What is the name of that snake in Chile?
He looked up at her. “Are you okay? You look like you did in Barcelona when you looked like you might faint.”
She stiffened. “I told you I don’t faint.”
He grinned. “That’s right. That’s me. I’m the one who faints.”
She dropped her chin to hide her smile.
He stared back at her palm, running his finger back and forth, her flesh shivering in its wake.
“Your hands are small.” He looked up at her. “Did you know that?”
You just told me that.
If he can’t even remember that, hewon’t remember any of this.
“So I’ve been told. Now please give me back my hand.”

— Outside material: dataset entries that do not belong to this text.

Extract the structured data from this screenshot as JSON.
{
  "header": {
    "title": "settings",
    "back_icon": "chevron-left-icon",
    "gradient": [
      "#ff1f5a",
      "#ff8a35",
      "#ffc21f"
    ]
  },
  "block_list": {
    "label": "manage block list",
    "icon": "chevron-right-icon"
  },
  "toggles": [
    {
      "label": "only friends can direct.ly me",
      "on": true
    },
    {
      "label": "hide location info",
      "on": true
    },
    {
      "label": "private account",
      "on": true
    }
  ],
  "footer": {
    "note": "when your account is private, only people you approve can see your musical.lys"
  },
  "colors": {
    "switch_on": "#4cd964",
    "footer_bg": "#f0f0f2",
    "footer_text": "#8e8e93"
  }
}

“Not until you tell me the secret.”
She sighed. “I didn’t drink as much as you.”
“Yes, you did. You had the same number of rounds as the rest of us. And you drank to a lot of the never-have-I-evers I did. That surprised me.”
She felt her heart start to pound but not in a good way. “Why? Because I’m a woman?”
“Maybe.”
At least he was honest.
She sighed. “It may have looked to you like I was drinking as much as you were, but I wasn’t. Whenever I went to buy a round, I got Coke for myself.”
“But Coke is darker than scotch, and it has bubbles.”
“Not if you water it down, which is what I asked the bartender to do.”